Yeah. See, this is just very rough. Yeah. Not good. That is objectively in the back half

Speaker 1:

of that community. Yeah. Yeah. You get you people will push it to the limit unless there's some pushback. But in other aesthetically pleasing AI development news, Clanker Media shared that researchers built a soft floating robot for indoor interaction.

Speaker 1:

And for so many of the AI robots, the humanoid robots that we see on the show are Lovecraftian and and horrific. This is so cute. I want one. You want one just floating around answering your questions?

Speaker 2:

These have the this has the potential to be a, like, a massive hit consumer product.

Speaker 1:

It uses helium and flapping fins instead of propellers.
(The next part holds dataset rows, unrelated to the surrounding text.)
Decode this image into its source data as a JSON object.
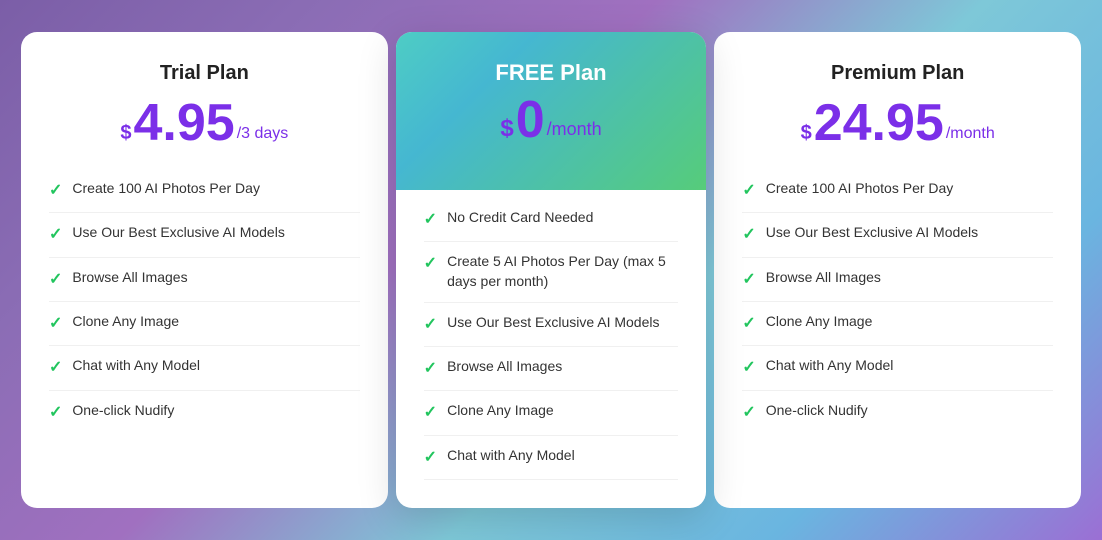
{
  "plans": {
    "trial": {
      "name": "Trial Plan",
      "price_dollar": "$",
      "price_amount": "4.95",
      "price_period": "/3 days",
      "features": [
        "Create 100 AI Photos Per Day",
        "Use Our Best Exclusive AI Models",
        "Browse All Images",
        "Clone Any Image",
        "Chat with Any Model",
        "One-click Nudify"
      ]
    },
    "free": {
      "name": "FREE Plan",
      "price_dollar": "$",
      "price_amount": "0",
      "price_period": "/month",
      "features": [
        "No Credit Card Needed",
        "Create 5 AI Photos Per Day (max 5 days per month)",
        "Use Our Best Exclusive AI Models",
        "Browse All Images",
        "Clone Any Image",
        "Chat with Any Model"
      ]
    },
    "premium": {
      "name": "Premium Plan",
      "price_dollar": "$",
      "price_amount": "24.95",
      "price_period": "/month",
      "features": [
        "Create 100 AI Photos Per Day",
        "Use Our Best Exclusive AI Models",
        "Browse All Images",
        "Clone Any Image",
        "Chat with Any Model",
        "One-click Nudify"
      ]
    }
  },
  "icons": {
    "check": "✓"
  }
}
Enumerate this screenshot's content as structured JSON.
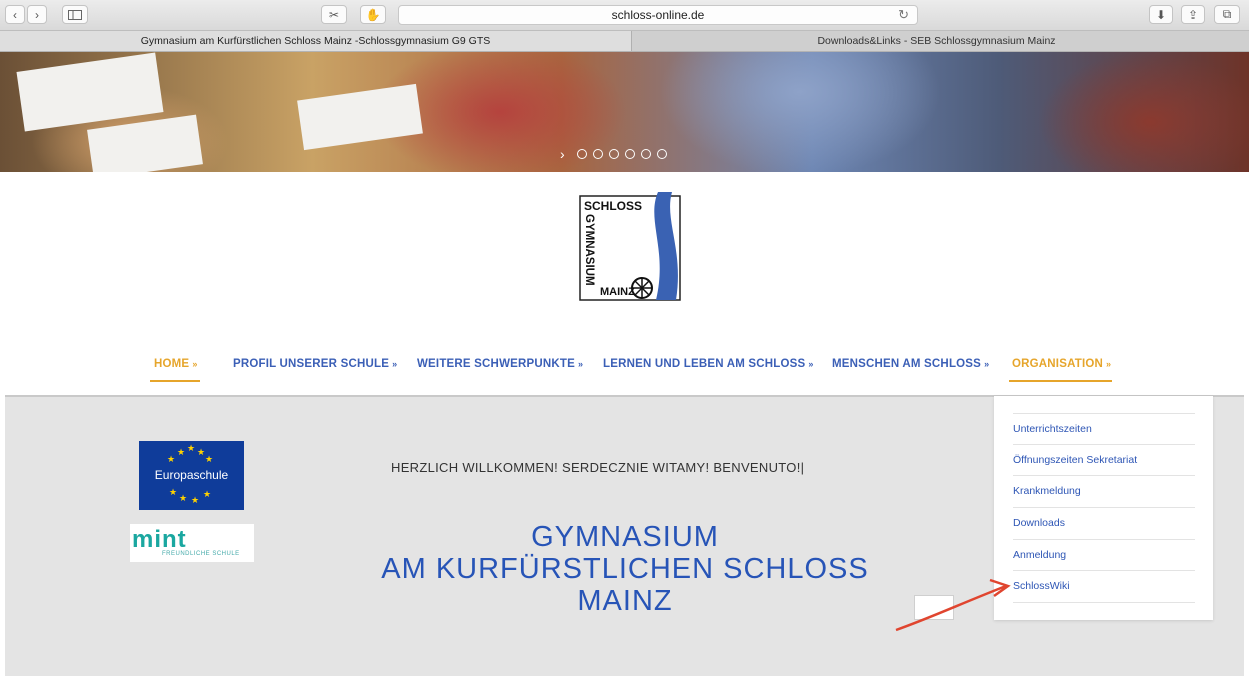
{
  "browser": {
    "url": "schloss-online.de",
    "tabs": [
      {
        "title": "Gymnasium am Kurfürstlichen Schloss Mainz -Schlossgymnasium G9 GTS",
        "active": true
      },
      {
        "title": "Downloads&Links - SEB Schlossgymnasium Mainz",
        "active": false
      }
    ]
  },
  "logo": {
    "line1": "SCHLOSS",
    "line2": "GYMNASIUM",
    "line3": "MAINZ"
  },
  "nav": {
    "items": [
      {
        "label": "HOME",
        "active": true
      },
      {
        "label": "PROFIL UNSERER SCHULE",
        "active": false
      },
      {
        "label": "WEITERE SCHWERPUNKTE",
        "active": false
      },
      {
        "label": "LERNEN UND LEBEN AM SCHLOSS",
        "active": false
      },
      {
        "label": "MENSCHEN AM SCHLOSS",
        "active": false
      },
      {
        "label": "ORGANISATION",
        "active": true
      }
    ],
    "arrow": "»"
  },
  "badges": {
    "europaschule": "Europaschule",
    "mint_big": "mint",
    "mint_small": "FREUNDLICHE SCHULE"
  },
  "main": {
    "welcome": "HERZLICH WILLKOMMEN! SERDECZNIE WITAMY! BENVENUTO!|",
    "title_lines": [
      "GYMNASIUM",
      "AM KURFÜRSTLICHEN SCHLOSS",
      "MAINZ"
    ]
  },
  "dropdown": {
    "items": [
      "Unterrichtszeiten",
      "Öffnungszeiten Sekretariat",
      "Krankmeldung",
      "Downloads",
      "Anmeldung",
      "SchlossWiki"
    ]
  },
  "colors": {
    "nav_blue": "#3b5fb6",
    "nav_active": "#e6a52b",
    "title_blue": "#2754b7",
    "annotation_arrow": "#e0452f"
  }
}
Extremely cute. The result is quiet, lightweight, and safe to touch. It can follow people, give reminders, and act as a study buddy. So you can be studying and this whale can come up next to you and answer your questions about your math homework.

Speaker 2:

See, I don't even need it to be smart. No. I just want it to fly around.

Speaker 1:

Load it up with GPT two. It's good enough.

Speaker 2:

No. Before we jump, I gotta talk about my dear friend Brandon Mhmm. Jacoby who I saw in the chat earlier launched his new studio, a multidisciplinary design practice for those who challenge the boundaries of technology.

Speaker 1:

Mhmm.

Speaker 2:

He combined a Star Wars intro style Oh, scroll. Video with a barrel, a wave. A barrel. Oh, cool.

Speaker 1:

I'm visualizing that.

Speaker 2:

I I like think he made this for us.

Speaker 1:

Okay. You Do you wanna pull it up?

Speaker 2:

Look at this. Wait.

Speaker 1:

Motion design. Oh, interesting. Yeah. This is both of us.

Speaker 2:

Our interests.

Speaker 1:

Yeah. This is perfect.

Speaker 2:

He made the launch video for an audience of two.

Speaker 1:

For some reason, was I was imagining the the text curling up like a wave and it being sort of hard to read, but this is much better. I love it. Anyway, a good statement. This is a mission statement. This is an essay.

Speaker 2:

Worked together for for a few years. Yeah. And he was doing this

Speaker 1:

He was one the first personnel news we did on the show.

Speaker 2:

We Yeah.

Speaker 1:

We we tracked his move to X, the everything else.

Speaker 2:

But anyways, he's been doing this kind of work forever. Yeah. He was a design lead at at X as well as Cash App as well as My Last Company. And he's incredibly talented. So he's open open for business.